Croire et annoncer l'évangile :

que nous dit le P. Chaminade ?
Conférence à deux voix :

P. André Fétis sm – M. Jean-Louis Schlegel

Bordeaux 25 janvier – Périgueux 26 janvier 2011


I. PARCOURS D'UN FONDATEUR – P. André FETIS
Nous sommes un dimanche de l'été 1806, à la chapelle de la Madeleine, au cœur de Bordeaux.

"A six heures quarante-cinq les jeunes gens sont rassemblés à l'oratoire. Le [responsable] commence le psaume 8 … que l'on récite en deux chœurs.

… à huit heures précises, le Père Chaminade monte à l'autel. … [le responsable] tend au célébrant le registre qui contient les noms des congréganistes en disant : "Monsieur le Directeur, les jeunes gens dévoués au culte de Marie se recommandant à vos suffrages : puissent leurs noms, de l'autel de l'Agneau immolé pour nous, être transportés dans le Livre de Vie !". Le registre restera sur l'autel pendant toute la messe.

Après l'Evangile, l'abbé Chaminade fait une [brève] instruction.

L'après-midi les vêpres sont chantées, puis il y a un sermon de trois quart d'heures cette fois-ci suivi d'une bénédiction du saint sacrement ; le reste du temps est occupé par des divertissements."1

Durant la semaine, ces mêmes jeunes vaqueront à leurs activités et prendront en charge quantité d'activités apostoliques, éducatives ou sociales.

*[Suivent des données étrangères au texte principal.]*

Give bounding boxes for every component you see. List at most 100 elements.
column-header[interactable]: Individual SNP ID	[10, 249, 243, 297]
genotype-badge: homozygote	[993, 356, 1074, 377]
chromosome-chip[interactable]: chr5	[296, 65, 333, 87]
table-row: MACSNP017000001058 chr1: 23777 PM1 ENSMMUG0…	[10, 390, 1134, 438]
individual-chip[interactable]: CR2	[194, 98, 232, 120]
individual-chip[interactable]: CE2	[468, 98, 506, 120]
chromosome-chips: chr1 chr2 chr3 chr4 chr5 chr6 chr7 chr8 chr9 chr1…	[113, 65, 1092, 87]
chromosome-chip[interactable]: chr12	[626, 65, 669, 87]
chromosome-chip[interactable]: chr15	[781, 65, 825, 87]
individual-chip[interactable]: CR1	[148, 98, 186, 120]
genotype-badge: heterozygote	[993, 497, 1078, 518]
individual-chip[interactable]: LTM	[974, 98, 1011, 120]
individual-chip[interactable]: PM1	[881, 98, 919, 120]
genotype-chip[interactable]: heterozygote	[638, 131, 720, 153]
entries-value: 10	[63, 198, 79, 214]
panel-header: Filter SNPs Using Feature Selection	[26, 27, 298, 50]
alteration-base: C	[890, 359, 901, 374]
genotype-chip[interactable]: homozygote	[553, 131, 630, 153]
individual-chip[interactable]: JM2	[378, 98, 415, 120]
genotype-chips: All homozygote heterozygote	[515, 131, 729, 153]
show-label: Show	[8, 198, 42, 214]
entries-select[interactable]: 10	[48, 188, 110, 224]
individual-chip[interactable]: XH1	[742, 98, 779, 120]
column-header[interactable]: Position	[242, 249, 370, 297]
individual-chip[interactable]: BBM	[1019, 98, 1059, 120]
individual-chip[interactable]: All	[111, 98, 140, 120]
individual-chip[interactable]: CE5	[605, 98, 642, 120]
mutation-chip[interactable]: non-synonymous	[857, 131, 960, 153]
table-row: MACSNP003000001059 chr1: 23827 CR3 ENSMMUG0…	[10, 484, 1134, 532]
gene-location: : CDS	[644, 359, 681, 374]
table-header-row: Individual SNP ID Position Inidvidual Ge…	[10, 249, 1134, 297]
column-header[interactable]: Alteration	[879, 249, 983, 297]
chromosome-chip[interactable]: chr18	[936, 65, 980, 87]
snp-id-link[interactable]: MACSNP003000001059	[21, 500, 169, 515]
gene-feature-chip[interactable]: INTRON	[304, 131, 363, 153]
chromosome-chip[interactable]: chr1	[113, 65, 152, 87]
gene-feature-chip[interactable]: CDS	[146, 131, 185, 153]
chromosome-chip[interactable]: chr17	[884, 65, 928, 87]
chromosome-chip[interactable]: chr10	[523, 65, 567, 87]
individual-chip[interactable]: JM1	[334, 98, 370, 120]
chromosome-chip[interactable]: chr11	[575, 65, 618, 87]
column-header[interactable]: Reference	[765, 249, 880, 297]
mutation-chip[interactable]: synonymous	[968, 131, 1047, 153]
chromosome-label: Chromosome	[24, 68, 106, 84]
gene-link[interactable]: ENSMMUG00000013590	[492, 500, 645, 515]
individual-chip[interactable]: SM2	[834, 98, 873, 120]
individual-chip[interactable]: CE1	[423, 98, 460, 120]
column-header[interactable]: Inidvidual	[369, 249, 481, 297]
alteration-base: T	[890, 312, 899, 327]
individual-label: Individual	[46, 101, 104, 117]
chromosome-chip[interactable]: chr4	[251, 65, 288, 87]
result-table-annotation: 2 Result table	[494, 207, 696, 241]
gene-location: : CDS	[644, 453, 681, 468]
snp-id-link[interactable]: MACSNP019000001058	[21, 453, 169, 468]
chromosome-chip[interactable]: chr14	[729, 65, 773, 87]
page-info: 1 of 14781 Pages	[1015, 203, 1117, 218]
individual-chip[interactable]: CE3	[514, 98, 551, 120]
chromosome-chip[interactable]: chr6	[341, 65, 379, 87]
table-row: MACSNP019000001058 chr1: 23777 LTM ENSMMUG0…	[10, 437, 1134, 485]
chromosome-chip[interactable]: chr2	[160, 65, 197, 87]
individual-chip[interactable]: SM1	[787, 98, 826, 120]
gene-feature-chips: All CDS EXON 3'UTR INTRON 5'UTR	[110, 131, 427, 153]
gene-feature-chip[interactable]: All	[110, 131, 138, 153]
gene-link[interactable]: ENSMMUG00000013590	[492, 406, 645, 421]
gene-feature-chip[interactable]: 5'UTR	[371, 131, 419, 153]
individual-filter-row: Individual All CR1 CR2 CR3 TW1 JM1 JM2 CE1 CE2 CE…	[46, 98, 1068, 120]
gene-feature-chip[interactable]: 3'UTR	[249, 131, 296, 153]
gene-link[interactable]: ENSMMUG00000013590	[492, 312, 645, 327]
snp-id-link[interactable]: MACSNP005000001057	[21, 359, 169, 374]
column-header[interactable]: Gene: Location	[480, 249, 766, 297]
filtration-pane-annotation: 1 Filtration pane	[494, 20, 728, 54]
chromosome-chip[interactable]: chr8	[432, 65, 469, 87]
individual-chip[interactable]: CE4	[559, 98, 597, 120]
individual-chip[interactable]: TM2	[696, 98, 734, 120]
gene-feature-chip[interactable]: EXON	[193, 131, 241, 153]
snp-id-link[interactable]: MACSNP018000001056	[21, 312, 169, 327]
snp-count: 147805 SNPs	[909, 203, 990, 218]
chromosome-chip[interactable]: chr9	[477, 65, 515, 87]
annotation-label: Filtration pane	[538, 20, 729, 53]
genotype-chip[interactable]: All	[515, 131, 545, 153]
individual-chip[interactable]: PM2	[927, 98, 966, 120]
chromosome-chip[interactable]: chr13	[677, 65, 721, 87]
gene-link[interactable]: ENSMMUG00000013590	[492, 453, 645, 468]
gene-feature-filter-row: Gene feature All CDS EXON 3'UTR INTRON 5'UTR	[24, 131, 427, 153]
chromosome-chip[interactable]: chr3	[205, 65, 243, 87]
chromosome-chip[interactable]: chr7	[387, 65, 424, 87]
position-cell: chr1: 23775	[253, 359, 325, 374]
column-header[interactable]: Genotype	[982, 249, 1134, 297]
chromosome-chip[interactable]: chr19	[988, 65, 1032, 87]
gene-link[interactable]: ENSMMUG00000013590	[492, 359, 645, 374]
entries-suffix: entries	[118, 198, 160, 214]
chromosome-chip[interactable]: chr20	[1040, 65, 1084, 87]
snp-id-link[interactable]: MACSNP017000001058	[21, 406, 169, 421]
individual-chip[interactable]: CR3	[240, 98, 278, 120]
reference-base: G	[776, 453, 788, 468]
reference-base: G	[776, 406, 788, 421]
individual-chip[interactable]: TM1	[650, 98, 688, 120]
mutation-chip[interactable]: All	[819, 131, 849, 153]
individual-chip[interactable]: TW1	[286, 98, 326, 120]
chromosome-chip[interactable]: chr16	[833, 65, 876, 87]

Tel est l'étonnant spectacle qui se poursuivra, avec des variantes, des années durant, à partir de l'année 1800, regroupant tour à tour des jeunes gens et des jeunes filles, des pères et des mères de famille.

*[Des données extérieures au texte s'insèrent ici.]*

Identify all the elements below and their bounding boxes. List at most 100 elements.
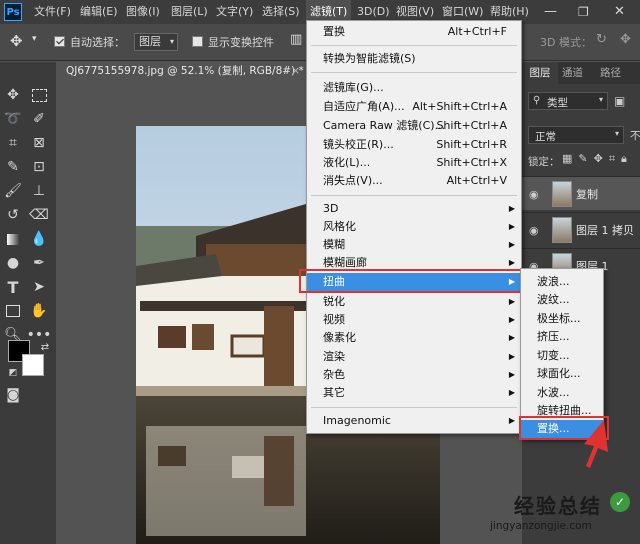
image-filter-icon[interactable]: ▣ <box>614 94 625 108</box>
menu-item-filter-gallery[interactable]: 滤镜库(G)... <box>307 79 521 97</box>
patch-tool-icon[interactable]: ⊡ <box>28 156 50 178</box>
menu-item-last-filter[interactable]: 置换 Alt+Ctrl+F <box>307 23 521 41</box>
submenu-arrow-icon: ▶ <box>508 388 515 397</box>
menu-item-pixelate[interactable]: 像素化 ▶ <box>307 329 521 347</box>
tab-paths[interactable]: 路径 <box>600 62 621 84</box>
rectangle-tool-icon[interactable] <box>2 300 24 322</box>
gradient-tool-icon[interactable] <box>2 228 24 250</box>
stamp-tool-icon[interactable]: ⊥ <box>28 180 50 202</box>
menu-item-vanishing-point[interactable]: 消失点(V)... Alt+Ctrl+V <box>307 172 521 190</box>
filter-menu: 置换 Alt+Ctrl+F 转换为智能滤镜(S) 滤镜库(G)... 自适应广角… <box>306 20 522 434</box>
menu-image[interactable]: 图像(I) <box>126 0 160 24</box>
layer-filter-dropdown[interactable]: ⚲ 类型 ▾ <box>528 92 608 110</box>
frame-tool-icon[interactable]: ⊠ <box>28 132 50 154</box>
lasso-tool-icon[interactable]: ➰ <box>2 108 24 130</box>
auto-select-label: 自动选择： <box>70 36 125 49</box>
submenu-arrow-icon: ▶ <box>508 352 515 361</box>
menu-item-noise[interactable]: 杂色 ▶ <box>307 366 521 384</box>
rotate-3d-icon[interactable]: ↻ <box>596 32 607 47</box>
menu-item-adaptive-wide-angle[interactable]: 自适应广角(A)... Alt+Shift+Ctrl+A <box>307 98 521 116</box>
menu-type[interactable]: 文字(Y) <box>216 0 253 24</box>
move-tool-icon[interactable]: ✥ <box>2 84 24 106</box>
pen-tool-icon[interactable]: ✒ <box>28 252 50 274</box>
brush-tool-icon[interactable]: 🖌 <box>2 180 24 202</box>
menu-layer[interactable]: 图层(L) <box>171 0 208 24</box>
align-icon[interactable]: ▥ <box>290 32 302 47</box>
annotation-arrow-icon <box>584 420 608 468</box>
eraser-tool-icon[interactable]: ⌫ <box>28 204 50 226</box>
distort-submenu: 波浪... 波纹... 极坐标... 挤压... 切变... 球面化... 水波… <box>520 268 604 440</box>
layer-row[interactable]: ◉ 图层 1 拷贝 <box>522 212 640 246</box>
submenu-item-pinch[interactable]: 挤压... <box>521 328 603 346</box>
path-select-icon[interactable]: ➤ <box>28 276 50 298</box>
layer-thumbnail <box>552 217 572 243</box>
marquee-tool-icon[interactable] <box>28 84 50 106</box>
eyedropper-tool-icon[interactable]: ✎ <box>2 156 24 178</box>
restore-icon[interactable]: ❐ <box>578 0 589 24</box>
history-brush-icon[interactable]: ↺ <box>2 204 24 226</box>
visibility-eye-icon[interactable]: ◉ <box>529 188 539 201</box>
hand-tool-icon[interactable]: ✋ <box>28 300 50 322</box>
minimize-icon[interactable]: — <box>544 0 557 24</box>
menu-item-lens-correction[interactable]: 镜头校正(R)... Shift+Ctrl+R <box>307 136 521 154</box>
swap-colors-icon[interactable]: ⇄ <box>34 336 56 358</box>
pan-3d-icon[interactable]: ✥ <box>620 32 631 47</box>
move-tool-icon[interactable]: ✥ <box>10 32 23 50</box>
document-title: QJ6775155978.jpg @ 52.1% (复制, RGB/8#) * <box>66 65 304 77</box>
menu-item-video[interactable]: 视频 ▶ <box>307 311 521 329</box>
layer-row[interactable]: ◉ 复制 <box>522 176 640 210</box>
submenu-arrow-icon: ▶ <box>508 204 515 213</box>
menu-item-blur[interactable]: 模糊 ▶ <box>307 236 521 254</box>
menu-item-camera-raw[interactable]: Camera Raw 滤镜(C)... Shift+Ctrl+A <box>307 117 521 135</box>
chevron-down-icon: ▾ <box>598 95 603 104</box>
lock-icons[interactable]: ▦✎✥⌗🔒︎ <box>562 152 633 166</box>
crop-tool-icon[interactable]: ⌗ <box>2 132 24 154</box>
blur-tool-icon[interactable]: 💧 <box>28 228 50 250</box>
menu-item-sharpen[interactable]: 锐化 ▶ <box>307 293 521 311</box>
menu-item-imagenomic[interactable]: Imagenomic ▶ <box>307 412 521 430</box>
layer-kind-label: 类型 <box>547 97 568 109</box>
tab-channels[interactable]: 通道 <box>562 62 583 84</box>
chevron-down-icon[interactable]: ▾ <box>32 34 37 44</box>
visibility-eye-icon[interactable]: ◉ <box>529 224 539 237</box>
submenu-arrow-icon: ▶ <box>508 416 515 425</box>
menu-item-liquify[interactable]: 液化(L)... Shift+Ctrl+X <box>307 154 521 172</box>
submenu-item-ripple[interactable]: 波纹... <box>521 291 603 309</box>
submenu-item-shear[interactable]: 切变... <box>521 347 603 365</box>
submenu-item-wave[interactable]: 波浪... <box>521 273 603 291</box>
blend-mode-dropdown[interactable]: 正常 ▾ <box>528 126 624 144</box>
submenu-item-polar-coordinates[interactable]: 极坐标... <box>521 310 603 328</box>
menu-item-stylize[interactable]: 风格化 ▶ <box>307 218 521 236</box>
panel-tabs: 图层 通道 路径 <box>522 62 640 84</box>
photoshop-logo: Ps <box>4 3 22 21</box>
quick-mask-icon[interactable]: ◙ <box>2 384 24 406</box>
close-window-icon[interactable]: ✕ <box>614 0 625 24</box>
menu-item-convert-smart-filter[interactable]: 转换为智能滤镜(S) <box>307 50 521 68</box>
submenu-arrow-icon: ▶ <box>508 315 515 324</box>
menu-item-3d[interactable]: 3D ▶ <box>307 200 521 218</box>
watermark-title: 经验总结 <box>514 494 602 518</box>
submenu-item-zigzag[interactable]: 水波... <box>521 384 603 402</box>
menu-divider <box>311 195 517 196</box>
auto-select-dropdown[interactable]: 图层 ▾ <box>134 33 178 51</box>
quick-select-tool-icon[interactable]: ✐ <box>28 108 50 130</box>
dodge-tool-icon[interactable]: ● <box>2 252 24 274</box>
menu-select[interactable]: 选择(S) <box>262 0 300 24</box>
menu-file[interactable]: 文件(F) <box>34 0 71 24</box>
auto-select-checkbox[interactable] <box>54 36 65 47</box>
blend-mode-value: 正常 <box>535 131 556 143</box>
menu-edit[interactable]: 编辑(E) <box>80 0 118 24</box>
submenu-item-spherize[interactable]: 球面化... <box>521 365 603 383</box>
document-tab[interactable]: QJ6775155978.jpg @ 52.1% (复制, RGB/8#) * … <box>56 60 306 81</box>
menu-item-render[interactable]: 渲染 ▶ <box>307 348 521 366</box>
type-tool-icon[interactable]: T <box>2 276 24 298</box>
default-colors-icon[interactable]: ◩ <box>2 362 24 384</box>
show-transform-checkbox[interactable] <box>192 36 203 47</box>
tools-panel: ✥ ➰ ✐ ⌗ ⊠ ✎ ⊡ 🖌 ⊥ ↺ ⌫ 💧 ● ✒ T ➤ ✋ 🔍︎ •••… <box>0 62 56 544</box>
tab-layers[interactable]: 图层 <box>522 62 558 84</box>
check-mark-icon: ✓ <box>610 492 630 512</box>
chevron-down-icon: ▾ <box>614 129 619 138</box>
menu-item-other[interactable]: 其它 ▶ <box>307 384 521 402</box>
search-icon: ⚲ <box>533 95 541 106</box>
close-icon[interactable]: × <box>291 61 300 82</box>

Nous sommes pourtant à quelques années seulement du grand bouleversement révolutionnaire, dans une période où les structures ecclésiales sont encore souvent déficientes…

L'homme qui anime tout cela est un périgourdin, il a alors un peu plus de quarante ans, il s'appelle Guillaume-Joseph Chaminade.

C'est lui qui nous rassemble une fois de plus ce soir. Laissons-le nous guider et nous dire ce qu'a été son génie pour entrainer ainsi jeunes et moins jeunes au travers d'une époque en plein mouvement.

Nous allons découvrir ses grandes intuitions missionnaires en évoquant les étapes de sa vie, c'est là qu'elles naissent et se développent. Chaminade est bien l'homme de son temps et c'est sans doute pour cela que sa parole a touché et attiré.
1° PERIODE

1. 1761-1800, DE LA NAISSANCE AUX FONDATIONS : 40 ANS DE PREPARATION
Guillaume Chaminade naît, il y a bientôt 250 ans, le 8 avril 1761 à Périgueux2, à quelques pas de la cathédrale saint Front ; il est baptisé le même jour3. Il est né sous l'Ancien Régime, au sein de la société bourgeoise et stable d'une petite ville de Province. Son père tient avec succès un négoce de drap et de verre, rue Taillefer.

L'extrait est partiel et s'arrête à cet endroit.